Section II of DOMA defers to the constitutional principle of states rights, allowing individual states to determine whether they will acknowledge the legal standing of same-sex marriages from other states. This part of the law raises direct and complicated issues about the Full Faith and Credit Clause of the Constitution, which traditionally plays a role in resolving disputes between states over the similarity and continuity of laws. Without this form of adjudication, for example, all those couples descending on Vegas to be married in Sin City would have to get remarried in their own respective states, and couple married in one state would have to remarry in other states in which they lived. However, in the rush to serve this anti-constitutional agenda many states have amended their state constitutions either to recognize “marriage” only between a man and woman or to prohibit the recognition of marriages and civil unions of same-sex couples from other states. (Currently, 29 states have constitutional amendments defining marriage between a man and woman.) The courts will therefore have to resolve disputes between states where the legal standing of same-sex marriages is in question, and Obama has wisely chosen to continue defending this part of the law.

Section III of DOMA denies this principle of states rights, however, by refusing to allow the federal government to recognize even the legitimate marriages of same-sex couples from states where they have legal standing. In addition, DOMA places the federal government in new legal territory because marriage and family law has almost always been left to the purview of states.

By enacting Section III of this law, the intent of the legislators is made apparent:  to deny same-sex couples any constitutional standing whatsoever, even in states where there marriage is legally recognized. This creates a legal limbo for gay and lesbian citizens, as well as those states who have rightly chosen to recognize the equal protection of marriage rights for their gay and lesbian citizens. The law places the federal government in the position of denying both equal protection of the law to gay and lesbian citizens who are legally married, as well as denying the principle of states right to those states that permit same-sex marriage.

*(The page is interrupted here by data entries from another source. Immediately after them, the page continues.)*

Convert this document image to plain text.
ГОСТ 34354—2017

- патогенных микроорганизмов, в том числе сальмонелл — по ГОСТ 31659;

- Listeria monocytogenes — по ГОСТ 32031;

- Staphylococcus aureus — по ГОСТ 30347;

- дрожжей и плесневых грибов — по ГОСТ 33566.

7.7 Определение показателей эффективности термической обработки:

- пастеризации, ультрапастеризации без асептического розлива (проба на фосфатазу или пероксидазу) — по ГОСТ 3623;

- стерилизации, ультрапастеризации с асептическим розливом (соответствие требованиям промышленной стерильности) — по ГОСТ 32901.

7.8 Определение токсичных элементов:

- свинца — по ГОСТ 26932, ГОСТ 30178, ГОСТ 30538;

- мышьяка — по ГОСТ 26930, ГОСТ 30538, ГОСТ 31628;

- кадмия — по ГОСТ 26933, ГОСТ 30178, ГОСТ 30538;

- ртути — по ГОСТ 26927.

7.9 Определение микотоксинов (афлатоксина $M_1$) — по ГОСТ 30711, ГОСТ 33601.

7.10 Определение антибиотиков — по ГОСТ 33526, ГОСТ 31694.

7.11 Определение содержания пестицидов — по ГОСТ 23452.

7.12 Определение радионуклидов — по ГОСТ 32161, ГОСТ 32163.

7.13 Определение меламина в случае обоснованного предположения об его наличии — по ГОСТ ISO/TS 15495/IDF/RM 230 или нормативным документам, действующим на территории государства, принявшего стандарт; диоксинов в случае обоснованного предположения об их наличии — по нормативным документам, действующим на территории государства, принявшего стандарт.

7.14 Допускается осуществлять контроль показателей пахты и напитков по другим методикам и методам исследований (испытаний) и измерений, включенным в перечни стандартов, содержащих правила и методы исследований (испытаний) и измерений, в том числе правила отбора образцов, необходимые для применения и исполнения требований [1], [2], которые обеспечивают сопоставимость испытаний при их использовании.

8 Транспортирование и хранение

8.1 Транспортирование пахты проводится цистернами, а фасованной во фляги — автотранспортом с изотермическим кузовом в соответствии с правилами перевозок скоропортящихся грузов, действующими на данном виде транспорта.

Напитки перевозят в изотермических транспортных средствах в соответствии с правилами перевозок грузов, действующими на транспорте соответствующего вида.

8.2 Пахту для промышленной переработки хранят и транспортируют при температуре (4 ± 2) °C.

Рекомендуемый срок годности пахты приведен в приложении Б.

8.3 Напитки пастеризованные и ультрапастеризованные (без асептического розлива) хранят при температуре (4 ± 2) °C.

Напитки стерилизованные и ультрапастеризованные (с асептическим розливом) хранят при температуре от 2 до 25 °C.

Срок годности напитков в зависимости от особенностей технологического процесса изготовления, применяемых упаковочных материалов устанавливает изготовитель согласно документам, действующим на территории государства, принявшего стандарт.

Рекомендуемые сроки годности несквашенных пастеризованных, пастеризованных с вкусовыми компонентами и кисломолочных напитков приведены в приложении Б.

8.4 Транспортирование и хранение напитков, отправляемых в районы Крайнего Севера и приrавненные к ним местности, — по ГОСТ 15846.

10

Rather than refusing to defend DOMA in its entirety, which would amount to gross negligence of constitutional duty, the Obama administration correctly anticipates that this part of the law is prima facie unconstitutional. Moreover, this decision has legal precedent in its favor. In a federal district court in Boston in 2010, Judge Joseph Tauro has already ruled in two cases (Gill v. OPM and Massachusetts v. U.S. Department of HHS) that Section III of DOMA violates the equal protection of the law found in the Due Process Clause of the Fifth Amendment, as well as violates the Tenth Amendment, supposedly because it exceeds the authority of Congress under the Spending Clause.

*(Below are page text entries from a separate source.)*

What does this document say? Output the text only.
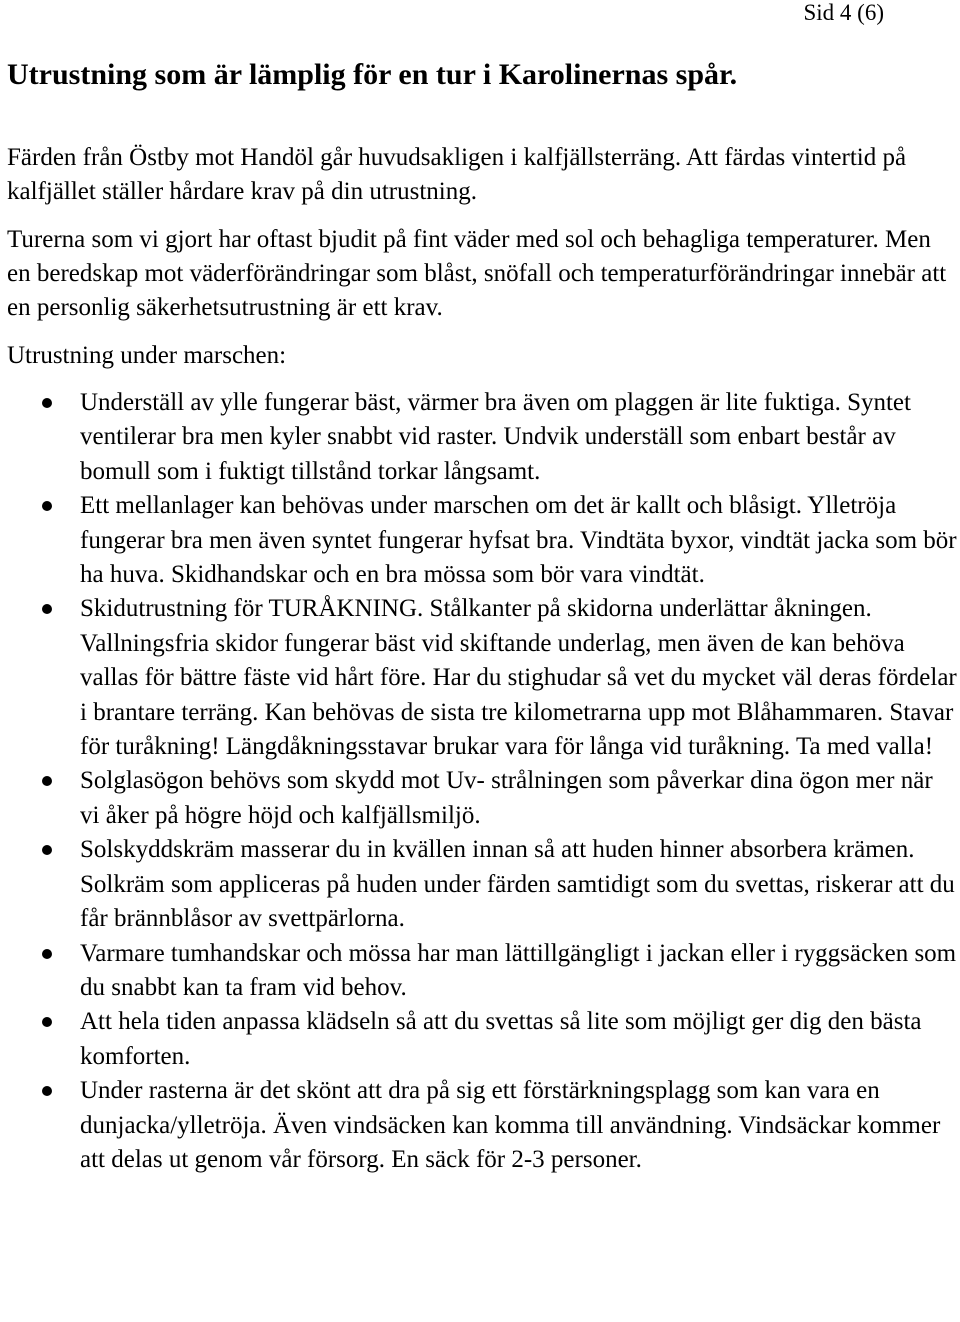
Sid 4 (6)
Utrustning som är lämplig för en tur i Karolinernas spår.

Färden från Östby mot Handöl går huvudsakligen i kalfjällsterräng. Att färdas vintertid på kalfjället ställer hårdare krav på din utrustning.

Turerna som vi gjort har oftast bjudit på fint väder med sol och behagliga temperaturer. Men en beredskap mot väderförändringar som blåst, snöfall och temperaturförändringar innebär att en personlig säkerhetsutrustning är ett krav.

Utrustning under marschen:

Underställ av ylle fungerar bäst, värmer bra även om plaggen är lite fuktiga. Syntet ventilerar bra men kyler snabbt vid raster. Undvik underställ som enbart består av bomull som i fuktigt tillstånd torkar långsamt.
Ett mellanlager kan behövas under marschen om det är kallt och blåsigt. Ylletröja fungerar bra men även syntet fungerar hyfsat bra. Vindtäta byxor, vindtät jacka som bör ha huva. Skidhandskar och en bra mössa som bör vara vindtät.
Skidutrustning för TURÅKNING. Stålkanter på skidorna underlättar åkningen. Vallningsfria skidor fungerar bäst vid skiftande underlag, men även de kan behöva vallas för bättre fäste vid hårt före. Har du stighudar så vet du mycket väl deras fördelar i brantare terräng. Kan behövas de sista tre kilometrarna upp mot Blåhammaren. Stavar för turåkning! Längdåkningsstavar brukar vara för långa vid turåkning. Ta med valla!
Solglasögon behövs som skydd mot Uv- strålningen som påverkar dina ögon mer när vi åker på högre höjd och kalfjällsmiljö.
Solskyddskräm masserar du in kvällen innan så att huden hinner absorbera krämen. Solkräm som appliceras på huden under färden samtidigt som du svettas, riskerar att du får brännblåsor av svettpärlorna.
Varmare tumhandskar och mössa har man lättillgängligt i jackan eller i ryggsäcken som du snabbt kan ta fram vid behov.
Att hela tiden anpassa klädseln så att du svettas så lite som möjligt ger dig den bästa komforten.
Under rasterna är det skönt att dra på sig ett förstärkningsplagg som kan vara en dunjacka/ylletröja. Även vindsäcken kan komma till användning. Vindsäckar kommer att delas ut genom vår försorg. En säck för 2-3 personer.
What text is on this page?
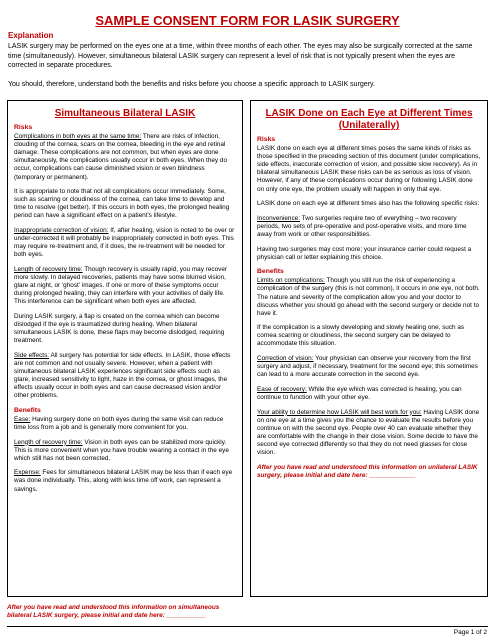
SAMPLE CONSENT FORM FOR LASIK SURGERY
Explanation
LASIK surgery may be performed on the eyes one at a time, within three months of each other. The eyes may also be surgically corrected at the same time (simultaneously). However, simultaneous bilateral LASIK surgery can represent a level of risk that is not typically present when the eyes are corrected in separate procedures.
You should, therefore, understand both the benefits and risks before you choose a specific approach to LASIK surgery.
Simultaneous Bilateral LASIK
Risks

Complications in both eyes at the same time: There are risks of infection, clouding of the cornea, scars on the cornea, bleeding in the eye and retinal damage. These complications are not common, but when eyes are done simultaneously, the complications usually occur in both eyes. When they do occur, complications can cause diminished vision or even blindness (temporary or permanent).

It is appropriate to note that not all complications occur immediately. Some, such as scarring or cloudiness of the cornea, can take time to develop and time to resolve (get better). If this occurs in both eyes, the prolonged healing period can have a significant effect on a patient's lifestyle.

Inappropriate correction of vision: If, after healing, vision is noted to be over or under-corrected it will probably be inappropriately corrected in both eyes. This may require re-treatment and, if it does, the re-treatment will be needed for both eyes.

Length of recovery time: Though recovery is usually rapid, you may recover more slowly. In delayed recoveries, patients may have some blurred vision, glare at night, or 'ghost' images. If one or more of these symptoms occur during prolonged healing, they can interfere with your activities of daily life. This interference can be significant when both eyes are affected.

During LASIK surgery, a flap is created on the cornea which can become dislodged if the eye is traumatized during healing. When bilateral simultaneous LASIK is done, these flaps may become dislodged, requiring treatment.

Side effects: All surgery has potential for side effects. In LASIK, those effects are not common and not usually severe. However, when a patient with simultaneous bilateral LASIK experiences significant side effects such as glare, increased sensitivity to light, haze in the cornea, or ghost images, the effects usually occur in both eyes and can cause decreased vision and/or other problems.

Benefits

Ease: Having surgery done on both eyes during the same visit can reduce time loss from a job and is generally more convenient for you.

Length of recovery time: Vision in both eyes can be stabilized more quickly. This is more convenient when you have trouble wearing a contact in the eye which still has not been corrected.

Expense: Fees for simultaneous bilateral LASIK may be less than if each eye was done individually. This, along with less time off work, can represent a savings.

LASIK Done on Each Eye at Different Times (Unilaterally)
Risks

LASIK done on each eye at different times poses the same kinds of risks as those specified in the preceding section of this document (under complications, side effects, inaccurate correction of vision, and possible slow recovery). As in bilateral simultaneous LASIK these risks can be as serious as loss of vision. However, if any of these complications occur during or following LASIK done on only one eye, the problem usually will happen in only that eye.

LASIK done on each eye at different times also has the following specific risks:

Inconvenience: Two surgeries require two of everything – two recovery periods, two sets of pre-operative and post-operative visits, and more time away from work or other responsibilities.

Having two surgeries may cost more; your insurance carrier could request a physician call or letter explaining this choice.

Benefits

Limits on complications: Though you still run the risk of experiencing a complication of the surgery (this is not common), it occurs in one eye, not both. The nature and severity of the complication allow you and your doctor to discuss whether you should go ahead with the second surgery or decide not to have it.

If the complication is a slowly developing and slowly healing one, such as cornea scarring or cloudiness, the second surgery can be delayed to accommodate this situation.

Correction of vision: Your physician can observe your recovery from the first surgery and adjust, if necessary, treatment for the second eye; this sometimes can lead to a more accurate correction in the second eye.

Ease of recovery: While the eye which was corrected is healing, you can continue to function with your other eye.

Your ability to determine how LASIK will best work for you: Having LASIK done on one eye at a time gives you the chance to evaluate the results before you continue on with the second eye. People over 40 can evaluate whether they are comfortable with the change in their close vision. Some decide to have the second eye corrected differently so that they do not need glasses for close vision.

After you have read and understood this information on unilateral LASIK surgery, please initial and date here: _____________

After you have read and understood this information on simultaneous bilateral LASIK surgery, please initial and date here: ___________
Page 1 of 2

The legal issues are technical but the writing of history is on the wall. Laws that deny gay and lesbian citizens equal protection, whether passed by homophobic majorities, anti-constitutional legislators, or written into state constitutions, cannot and will not pass constitutional muster. One only has to read Romer v Evans (1996) and Lawrence v Texas (2003), which struck down Colorado’s Amendment 2 and all state laws criminalizing sodomy, to reach this conclusion. President Obama’s decision not to defend Section III of DOMA is therefore consistent with both law and tradition. Anti-gay laws and amendments are deeply, uncontroversially, and politically motivated attempts to deny gay and lesbian citizens equal protection under the law, and they encourage a long-standing and heinous animus against gays and lesbians. This is an animus that motivates much of this constitutional mess and continues to motivate many citizens, elected officials, and judges from upholding their sworn duties to preserve and protect the Constitution. It is an animus that is contrary to the Constitution, and therefore cannot be constitutionally defended.